🤖 AI Summary
This work addresses the multimodal perception gap between event cameras and natural language understanding by proposing the novel task of language-guided event-based visual grounding. Methodologically, we introduce Talk2Event—the first large-scale benchmark for this task—comprising 5,567 real-world driving-scene event sequences, 13,458 object annotations, and over 30,000 referring expressions. We innovatively formulate a four-dimensional structured attribute description (spatial, temporal, semantic, and relational) to enable interpretable, compositional cross-modal alignment. Our model jointly encodes spatiotemporal event representations and linguistic semantics, advancing beyond static object recognition toward contextual reasoning. Empirically, Talk2Event establishes a foundational resource and evaluation framework, enabling systematic study of dynamic vision-language grounding.
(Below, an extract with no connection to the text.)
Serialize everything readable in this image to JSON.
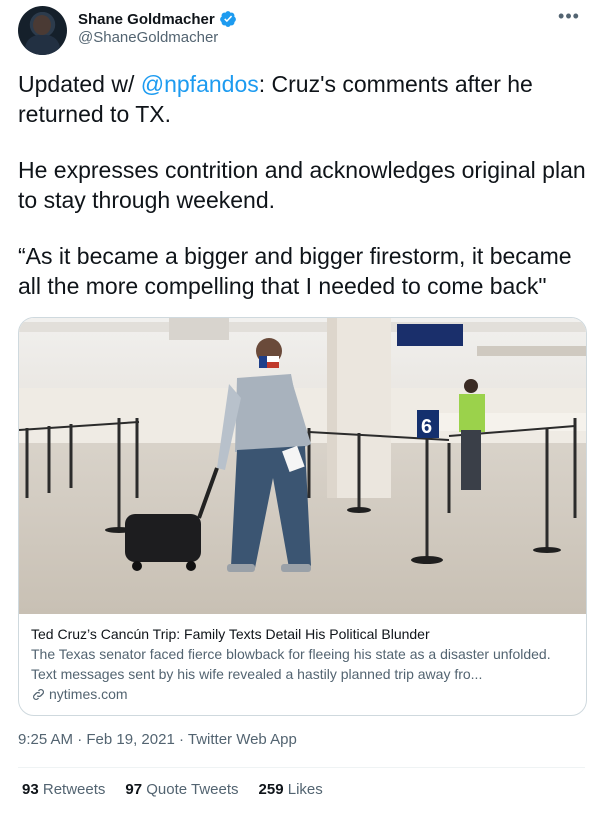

This work provides both a new paradigm and essential data infrastructure for applications including autonomous robot navigation and human-robot interaction in dynamic environments.
📝 Abstract
Event cameras capture changes in brightness with microsecond precision and remain reliable under motion blur and challenging illumination, offering clear advantages for modeling highly dynamic scenes. Yet, their integration with natural language understanding has received little attention, leaving a gap in multimodal perception. To address this, we introduce Talk2Event, the first large-scale benchmark for language-driven object grounding using event data. Built on real-world driving scenarios, Talk2Event comprises 5,567 scenes, 13,458 annotated objects, and more than 30,000 carefully validated referring expressions. Each expression is enriched with four structured attributes -- appearance, status, relation to the viewer, and relation to surrounding objects -- that explicitly capture spatial, temporal, and relational cues. This attribute-centric design supports interpretable and compositional grounding, enabling analysis that moves beyond simple object recognition to contextual reasoning in dynamic environments. We envision Talk2Event as a foundation for advancing multimodal and temporally-aware perception, with applications spanning robotics, human-AI interaction, and so on.